Me confieso muy refranero y a menudo utilizo expresiones populares, así que titular esta entrada para la sesión matutina de mi vigésimo segundo día de Festival De la noche al día no se refiere a la que dice ‘La noche para pensar y el día para obrar ni tampoco que ‘De noche todos los gatos son pardos (pues en La Alhambra los hay variados), sino a la frase hecha para expresar lo diametralmente opuesto más el propio lapso por el contraste vivido ayer de La Consagración de Dutoit con los suizos ayer y esta matinal del Liber-Quartet.

Liber-Quartet son:

Carlos Apellániz, piano – Alberto Rosado, piano – Javier Eguillor, timbales – Raúl Benavent, percusión

En la Web de este evento nos lo describe muy bien titulando «El corazón de la música»:

«Si el latido del corazón marca la vida, el pulso de los hombres, el ritmo es el latido de la música, y la percusión su forma de expresión más natural. A ahondar en ese latido lleva más de una década dedicado el conjunto Liber-Quartet, que forman dos pianistas y dos percusionistas bien conocidos de la música valenciana. Conviene recordar que el piano es en realidad otro instrumento de percusión, así que como cuarteto de percusión se presentan en Granada para un programa formidable: la Sonata que Bartók escribió en los últimos años de su vida puede casi considerarse un cuarteto en la línea de los que dedicó a la cuerda, ciclo esencial del género.
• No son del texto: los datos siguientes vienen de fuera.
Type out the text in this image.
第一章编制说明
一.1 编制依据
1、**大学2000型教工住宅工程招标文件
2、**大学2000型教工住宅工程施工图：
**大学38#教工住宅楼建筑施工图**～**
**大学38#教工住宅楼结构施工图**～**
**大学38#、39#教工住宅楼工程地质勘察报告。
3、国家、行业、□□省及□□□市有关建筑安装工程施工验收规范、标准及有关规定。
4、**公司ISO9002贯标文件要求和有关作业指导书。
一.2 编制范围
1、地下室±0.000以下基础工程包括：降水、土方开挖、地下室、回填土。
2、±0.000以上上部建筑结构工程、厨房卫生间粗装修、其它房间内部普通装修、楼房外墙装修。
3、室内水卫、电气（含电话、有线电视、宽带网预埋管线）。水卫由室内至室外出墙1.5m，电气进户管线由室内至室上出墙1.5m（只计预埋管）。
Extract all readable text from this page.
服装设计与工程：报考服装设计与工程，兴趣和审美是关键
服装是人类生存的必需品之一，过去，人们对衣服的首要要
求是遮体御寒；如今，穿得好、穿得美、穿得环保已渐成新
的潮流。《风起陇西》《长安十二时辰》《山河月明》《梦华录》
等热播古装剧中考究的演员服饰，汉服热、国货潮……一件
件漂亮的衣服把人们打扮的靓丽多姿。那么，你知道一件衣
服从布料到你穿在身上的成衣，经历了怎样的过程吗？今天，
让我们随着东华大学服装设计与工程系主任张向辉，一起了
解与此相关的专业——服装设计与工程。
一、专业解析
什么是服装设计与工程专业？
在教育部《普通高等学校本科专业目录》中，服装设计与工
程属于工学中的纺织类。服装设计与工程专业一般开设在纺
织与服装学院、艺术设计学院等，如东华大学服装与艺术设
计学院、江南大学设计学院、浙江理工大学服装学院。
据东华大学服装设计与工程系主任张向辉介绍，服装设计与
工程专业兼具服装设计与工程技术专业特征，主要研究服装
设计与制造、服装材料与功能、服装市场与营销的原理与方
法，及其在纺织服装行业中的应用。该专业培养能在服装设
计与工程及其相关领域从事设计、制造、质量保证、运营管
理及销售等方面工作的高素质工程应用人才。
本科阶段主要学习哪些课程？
Después, el Liber aporta repertorio, al ampliar la versión que el propio Stravinsky hizo para dos pianos de su Consagración de la primavera, obra clave en la modernidad musical del pasado siglo».

Los cuatro músicos valencianos, cada uno de ellos unos solistas increíbles, afrontaron este programa doble de forma espectacular pues también verles en acción es todo un espectáculo, con dos pianos verdaderamente sinfónicos junto a dos percusionistas que dominan sus sets con precisión, gusto y llevando el peso rítmico aunque en este cuarteto » funcionan como verdadera unidad digna de los de cuerda.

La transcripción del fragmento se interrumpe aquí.